Technologische Lösungen
Änderungen im Steuerrecht führen schnell zu Fehlern in der Buchhaltung von Unternehmen. Um menschliche Versäumnisse unwahrscheinlicher zu machen, empfiehlt sich der Einsatz automatisierter Prozesse. Mit modernen Softwarelösungen wie Stripe Tax können Unternehmen beispielsweise Steuern für weltweite Zahlungen automatisch berechnen, erheben und melden. Tax ermittelt den richtigen Steuerbetrag in Echtzeit und unterstützt Unternehmen so dabei, Ihre Steuerpflichten stets effizient zu erfüllen – was besonders herausfordernd ist, wenn Unternehmen international tätig sind oder unterschiedliche Steuersätze berücksichtigen müssen.

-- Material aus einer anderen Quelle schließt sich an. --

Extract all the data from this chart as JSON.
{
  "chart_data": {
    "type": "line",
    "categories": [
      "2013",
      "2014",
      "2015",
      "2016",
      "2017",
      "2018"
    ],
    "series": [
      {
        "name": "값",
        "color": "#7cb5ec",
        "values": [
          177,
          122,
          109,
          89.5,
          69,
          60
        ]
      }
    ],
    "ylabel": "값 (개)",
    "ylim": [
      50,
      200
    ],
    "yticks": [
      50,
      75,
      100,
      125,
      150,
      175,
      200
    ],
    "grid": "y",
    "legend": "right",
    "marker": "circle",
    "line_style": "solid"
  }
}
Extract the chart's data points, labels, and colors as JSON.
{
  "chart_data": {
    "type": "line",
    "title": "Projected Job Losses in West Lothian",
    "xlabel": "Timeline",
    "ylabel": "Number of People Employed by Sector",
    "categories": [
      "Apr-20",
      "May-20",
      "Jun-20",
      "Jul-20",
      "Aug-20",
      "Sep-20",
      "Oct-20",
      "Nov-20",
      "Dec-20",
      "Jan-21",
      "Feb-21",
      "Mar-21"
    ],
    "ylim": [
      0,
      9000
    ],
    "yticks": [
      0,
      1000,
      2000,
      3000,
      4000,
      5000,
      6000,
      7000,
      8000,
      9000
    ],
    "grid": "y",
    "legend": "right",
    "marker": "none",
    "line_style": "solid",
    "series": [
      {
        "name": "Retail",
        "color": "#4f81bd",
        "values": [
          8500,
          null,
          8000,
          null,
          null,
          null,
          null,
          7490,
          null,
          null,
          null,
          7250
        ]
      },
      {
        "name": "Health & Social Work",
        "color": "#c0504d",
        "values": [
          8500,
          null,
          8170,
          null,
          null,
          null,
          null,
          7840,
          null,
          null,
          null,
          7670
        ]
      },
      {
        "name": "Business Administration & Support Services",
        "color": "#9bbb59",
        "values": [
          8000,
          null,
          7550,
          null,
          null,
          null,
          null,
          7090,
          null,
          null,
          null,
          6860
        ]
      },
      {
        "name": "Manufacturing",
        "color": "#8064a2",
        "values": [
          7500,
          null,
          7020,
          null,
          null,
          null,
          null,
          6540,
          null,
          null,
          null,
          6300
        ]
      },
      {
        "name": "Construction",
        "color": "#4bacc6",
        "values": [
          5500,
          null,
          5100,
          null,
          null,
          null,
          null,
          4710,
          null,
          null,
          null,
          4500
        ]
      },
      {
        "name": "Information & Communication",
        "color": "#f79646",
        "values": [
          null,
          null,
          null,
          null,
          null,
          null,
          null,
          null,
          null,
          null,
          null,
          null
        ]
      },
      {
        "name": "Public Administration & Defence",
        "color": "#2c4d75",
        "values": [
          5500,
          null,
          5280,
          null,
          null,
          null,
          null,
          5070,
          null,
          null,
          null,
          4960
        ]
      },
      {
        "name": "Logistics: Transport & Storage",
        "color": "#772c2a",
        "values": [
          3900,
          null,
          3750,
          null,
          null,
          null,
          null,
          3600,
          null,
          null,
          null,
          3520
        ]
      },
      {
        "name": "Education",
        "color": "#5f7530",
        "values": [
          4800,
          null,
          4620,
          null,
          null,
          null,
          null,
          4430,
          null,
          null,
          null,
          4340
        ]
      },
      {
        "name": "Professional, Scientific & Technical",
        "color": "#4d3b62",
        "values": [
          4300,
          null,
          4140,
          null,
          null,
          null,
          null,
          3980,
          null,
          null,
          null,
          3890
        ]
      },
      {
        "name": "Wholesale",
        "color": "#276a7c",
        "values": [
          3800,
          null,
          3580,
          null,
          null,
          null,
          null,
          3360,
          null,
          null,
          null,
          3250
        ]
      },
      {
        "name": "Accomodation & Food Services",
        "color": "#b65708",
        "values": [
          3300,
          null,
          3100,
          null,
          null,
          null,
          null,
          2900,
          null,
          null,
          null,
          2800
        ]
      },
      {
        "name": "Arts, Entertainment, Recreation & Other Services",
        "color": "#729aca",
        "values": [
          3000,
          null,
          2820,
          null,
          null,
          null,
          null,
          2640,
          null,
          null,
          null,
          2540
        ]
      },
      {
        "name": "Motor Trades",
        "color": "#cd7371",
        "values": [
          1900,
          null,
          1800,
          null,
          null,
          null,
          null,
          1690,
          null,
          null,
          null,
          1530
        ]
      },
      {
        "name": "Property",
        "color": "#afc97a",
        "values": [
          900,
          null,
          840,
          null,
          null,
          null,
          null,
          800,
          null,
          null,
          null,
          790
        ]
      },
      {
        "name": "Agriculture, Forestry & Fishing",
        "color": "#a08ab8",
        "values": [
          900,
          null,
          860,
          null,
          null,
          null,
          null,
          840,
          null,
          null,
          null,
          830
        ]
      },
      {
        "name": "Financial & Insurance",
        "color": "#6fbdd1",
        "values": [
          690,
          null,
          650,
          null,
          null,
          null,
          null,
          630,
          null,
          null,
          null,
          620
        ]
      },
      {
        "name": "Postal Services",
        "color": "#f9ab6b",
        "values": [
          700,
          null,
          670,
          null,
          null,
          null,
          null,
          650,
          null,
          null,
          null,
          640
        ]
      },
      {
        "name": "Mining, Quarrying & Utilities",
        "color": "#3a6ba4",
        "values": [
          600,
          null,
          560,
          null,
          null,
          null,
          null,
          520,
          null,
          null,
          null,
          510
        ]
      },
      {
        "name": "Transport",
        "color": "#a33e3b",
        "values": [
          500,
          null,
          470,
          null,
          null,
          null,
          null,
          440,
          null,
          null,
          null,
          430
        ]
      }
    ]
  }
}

Überprüfung und Anpassung interner Prozesse
Unternehmen sollten ihre internen Abläufe an die neuen gesetzlichen
Vorgaben anpassen. Möglicherweise müssen Buchführungsprozesse angepasst werden. Um eine ordnungsgemäße Steuererhebung und -meldung zu gewährleisten, müssen Unternehmen unter anderem ihre Rechnungsstellung und Zahlungsabwicklung auf die neuen Regelungen ausrichten. Beispielsweise könnte die Fristensystematik beim Vorsteuerabzug zu einem höheren administrativen Aufwand führen.
Der Inhalt dieses Artikels dient nur zu allgemeinen Informations- und Bildungszwecken und sollte nicht als Rechts- oder Steuerberatung interpretiert werden. Stripe übernimmt keine Gewähr oder Garantie für die Richtigkeit, Vollständigkeit, Angemessenheit oder Aktualität der Informationen in diesem Artikel. Sie sollten den Rat eines in Ihrem steuerlichen Zuständigkeitsbereich zugelassenen kompetenten Rechtsbeistands oder von einer Steuerberatungsstelle einholen und sich hinsichtlich Ihrer speziellen Situation beraten lassen.